Nonetheless, scientists have been able to improve the accuracy of data collection. One of the best examples of this, said Dr. Leslie Roberts, an associate clinical professor of Population and Family Health at Mailman, was a 1990 study by Dr. Diana Russell. She found that prevalence of rape in a representative sample was six to seven times higher than what had been reported in an earlier nationwide study. Unlike that earlier survey, Dr. Russell and her team conducted in-person interviews with a representative sample of women in San Francisco, where they asked women not just whether they were raped but whether a partner had forced her to have sex or had sex with her in her sleep.
The Women Under Siege Project has been a leader in using epidemiologic and journalistic methods to document reports of sexual violence in the civil war on Syria through a live, crowd-sourced map.
“By plotting each report on a map, we are hoping to not just collect documentation that may otherwise be lost, but also to make people pay attention to the victims,” says Wolfe. “The work also gives us indicators of what kinds of medical and psychosocial services may be required, and where. It is documentation that may one day be used toward evidence in potential war crimes trials.”

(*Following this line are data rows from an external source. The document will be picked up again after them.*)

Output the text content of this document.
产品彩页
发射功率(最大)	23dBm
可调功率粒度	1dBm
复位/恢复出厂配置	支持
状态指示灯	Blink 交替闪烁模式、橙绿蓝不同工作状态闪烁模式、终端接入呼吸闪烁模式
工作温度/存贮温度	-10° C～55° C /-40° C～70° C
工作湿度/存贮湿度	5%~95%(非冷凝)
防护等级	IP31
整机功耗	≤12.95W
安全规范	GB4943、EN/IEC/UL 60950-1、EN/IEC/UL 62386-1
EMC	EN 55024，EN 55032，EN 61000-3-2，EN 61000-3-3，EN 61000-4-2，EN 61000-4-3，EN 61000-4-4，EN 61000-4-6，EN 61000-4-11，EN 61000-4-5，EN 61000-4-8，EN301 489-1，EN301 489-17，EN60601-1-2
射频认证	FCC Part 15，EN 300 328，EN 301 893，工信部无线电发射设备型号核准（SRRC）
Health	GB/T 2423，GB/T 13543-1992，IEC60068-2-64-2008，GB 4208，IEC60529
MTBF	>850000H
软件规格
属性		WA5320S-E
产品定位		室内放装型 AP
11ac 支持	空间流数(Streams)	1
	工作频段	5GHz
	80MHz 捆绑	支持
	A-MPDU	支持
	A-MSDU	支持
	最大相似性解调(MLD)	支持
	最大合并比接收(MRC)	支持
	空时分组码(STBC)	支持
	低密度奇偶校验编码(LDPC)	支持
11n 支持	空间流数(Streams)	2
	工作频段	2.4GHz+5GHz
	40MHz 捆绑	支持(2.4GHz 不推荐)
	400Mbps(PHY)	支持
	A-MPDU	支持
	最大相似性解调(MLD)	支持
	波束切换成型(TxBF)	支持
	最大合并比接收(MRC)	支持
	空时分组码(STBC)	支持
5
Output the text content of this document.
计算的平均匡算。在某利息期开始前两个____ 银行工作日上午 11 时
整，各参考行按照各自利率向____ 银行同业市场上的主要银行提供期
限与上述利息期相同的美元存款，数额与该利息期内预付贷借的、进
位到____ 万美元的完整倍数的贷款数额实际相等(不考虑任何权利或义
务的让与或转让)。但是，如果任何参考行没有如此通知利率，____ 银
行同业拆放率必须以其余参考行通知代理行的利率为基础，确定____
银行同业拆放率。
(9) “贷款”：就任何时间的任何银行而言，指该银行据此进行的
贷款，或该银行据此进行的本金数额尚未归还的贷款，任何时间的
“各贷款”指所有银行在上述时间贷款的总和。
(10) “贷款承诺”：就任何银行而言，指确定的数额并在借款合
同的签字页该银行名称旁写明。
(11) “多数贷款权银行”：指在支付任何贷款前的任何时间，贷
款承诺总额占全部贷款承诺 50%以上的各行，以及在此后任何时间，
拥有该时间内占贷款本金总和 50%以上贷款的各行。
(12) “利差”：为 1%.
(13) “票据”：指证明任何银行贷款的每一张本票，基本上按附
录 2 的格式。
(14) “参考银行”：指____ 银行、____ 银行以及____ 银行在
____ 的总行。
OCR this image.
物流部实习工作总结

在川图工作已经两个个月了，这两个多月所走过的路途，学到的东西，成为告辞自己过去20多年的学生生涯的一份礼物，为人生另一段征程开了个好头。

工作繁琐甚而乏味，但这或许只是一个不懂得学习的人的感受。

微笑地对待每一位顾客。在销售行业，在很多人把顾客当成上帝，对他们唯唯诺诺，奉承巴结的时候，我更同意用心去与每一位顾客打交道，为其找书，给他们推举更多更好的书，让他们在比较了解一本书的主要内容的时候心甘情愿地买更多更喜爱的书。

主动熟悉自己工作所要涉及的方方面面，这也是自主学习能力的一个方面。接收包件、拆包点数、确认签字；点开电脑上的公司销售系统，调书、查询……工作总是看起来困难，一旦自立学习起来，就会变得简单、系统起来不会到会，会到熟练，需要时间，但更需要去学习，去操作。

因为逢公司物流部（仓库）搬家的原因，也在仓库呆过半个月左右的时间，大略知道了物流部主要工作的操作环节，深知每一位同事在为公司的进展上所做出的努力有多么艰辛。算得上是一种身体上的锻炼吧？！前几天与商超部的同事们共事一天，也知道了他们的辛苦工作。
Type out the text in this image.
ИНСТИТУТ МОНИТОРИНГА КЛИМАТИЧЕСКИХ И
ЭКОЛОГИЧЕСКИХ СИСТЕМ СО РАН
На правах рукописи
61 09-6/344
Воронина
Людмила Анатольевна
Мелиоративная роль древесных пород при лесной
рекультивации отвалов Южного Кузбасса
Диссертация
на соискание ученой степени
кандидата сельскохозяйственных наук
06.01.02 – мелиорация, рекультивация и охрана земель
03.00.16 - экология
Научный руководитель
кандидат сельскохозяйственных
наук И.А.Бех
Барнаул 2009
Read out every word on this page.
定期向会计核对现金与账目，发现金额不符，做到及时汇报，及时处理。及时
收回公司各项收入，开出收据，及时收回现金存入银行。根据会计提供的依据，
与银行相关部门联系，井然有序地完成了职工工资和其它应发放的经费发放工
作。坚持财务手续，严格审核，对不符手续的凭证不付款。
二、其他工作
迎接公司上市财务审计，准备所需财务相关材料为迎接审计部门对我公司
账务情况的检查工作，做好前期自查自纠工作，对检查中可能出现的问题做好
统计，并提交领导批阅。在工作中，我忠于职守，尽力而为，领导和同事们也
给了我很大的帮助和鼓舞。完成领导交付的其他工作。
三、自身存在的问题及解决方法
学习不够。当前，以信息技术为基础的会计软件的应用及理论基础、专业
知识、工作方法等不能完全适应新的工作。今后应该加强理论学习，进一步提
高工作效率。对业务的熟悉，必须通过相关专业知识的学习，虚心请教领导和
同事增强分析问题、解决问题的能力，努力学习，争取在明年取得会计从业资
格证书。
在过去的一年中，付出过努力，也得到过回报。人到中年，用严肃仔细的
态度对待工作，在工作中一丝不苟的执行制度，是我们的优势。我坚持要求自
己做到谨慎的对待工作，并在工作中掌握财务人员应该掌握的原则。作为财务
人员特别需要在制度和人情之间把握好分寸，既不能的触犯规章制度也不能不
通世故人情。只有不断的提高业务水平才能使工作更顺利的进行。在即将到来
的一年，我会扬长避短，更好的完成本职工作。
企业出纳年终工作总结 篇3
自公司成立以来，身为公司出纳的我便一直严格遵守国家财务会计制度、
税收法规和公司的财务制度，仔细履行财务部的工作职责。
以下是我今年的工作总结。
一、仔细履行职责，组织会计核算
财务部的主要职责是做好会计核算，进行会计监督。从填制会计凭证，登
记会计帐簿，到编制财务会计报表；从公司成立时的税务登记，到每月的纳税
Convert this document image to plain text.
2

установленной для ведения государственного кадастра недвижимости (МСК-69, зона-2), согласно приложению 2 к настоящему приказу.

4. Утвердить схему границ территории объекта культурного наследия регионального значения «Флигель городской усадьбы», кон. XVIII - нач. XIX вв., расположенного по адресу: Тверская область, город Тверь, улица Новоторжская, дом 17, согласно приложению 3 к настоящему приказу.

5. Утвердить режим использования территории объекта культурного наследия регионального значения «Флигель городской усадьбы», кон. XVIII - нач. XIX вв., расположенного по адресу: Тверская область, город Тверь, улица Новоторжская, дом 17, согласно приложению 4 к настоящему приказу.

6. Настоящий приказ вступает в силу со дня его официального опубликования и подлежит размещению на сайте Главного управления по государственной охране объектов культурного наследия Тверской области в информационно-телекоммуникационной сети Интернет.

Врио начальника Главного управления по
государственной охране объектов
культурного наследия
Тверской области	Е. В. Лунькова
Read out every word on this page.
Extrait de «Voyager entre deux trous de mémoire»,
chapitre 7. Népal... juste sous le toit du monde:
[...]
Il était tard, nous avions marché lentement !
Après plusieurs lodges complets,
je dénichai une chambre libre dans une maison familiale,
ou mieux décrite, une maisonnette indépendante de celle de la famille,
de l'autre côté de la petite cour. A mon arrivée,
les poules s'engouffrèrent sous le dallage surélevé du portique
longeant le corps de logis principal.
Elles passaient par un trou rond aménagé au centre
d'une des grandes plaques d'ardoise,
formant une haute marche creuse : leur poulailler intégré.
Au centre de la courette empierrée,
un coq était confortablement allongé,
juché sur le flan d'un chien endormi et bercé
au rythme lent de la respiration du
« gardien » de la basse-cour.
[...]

The project has drawn significant attention to sexualized violence being committed by the Syrian army, and it is one of the leading examples of new journalistic models that are being used to draw attention to the epidemic of sexualized violence, which panelists said is largely uncovered by the mainstream media.
One problem, said Maria Hinojosa, an anchor for PBS and NPR, is that oftentimes male editors and producers think of sexualized violence as a “women’s topic” that would not be of interest to men. Because she was committed to telling these stories, Hinojosa started her own production company, the Futuro Media Group, which has produced an award winning documentary on child brides. "As a journalist, if you care about these stories, you have to find your own way," she said.
Helen Benedict encouraged journalists to pitch stories that examine novel angles of these issues that have not been covered. Such angles might include examining the link between porn and sexualized violence and how or when men "learn to rape." Said Benedict: "Any mother who has had a son knows that boys are not born rapists."
"We entirely neglect why this crime continues to rise as other crimes drop," she added.
Jimmie Briggs, a former journalist and the director of ManUp, a global campaign to stop violence against women and girls, offered a male perspective. His organization works to get men and boys involved in reducing and sharing responsibility for the problem of violence against women, through shifting negative gender norms.
Even though there are many dedicated activists, journalists, and policymakers working toward ending sexualized violence, public health scientists are needed now more than ever, said conference participants. Academics are needed in this fight, said author and activist Robin Morgan, a co-founder of the Women’s Media Center: "They carry a weight that activists still do not."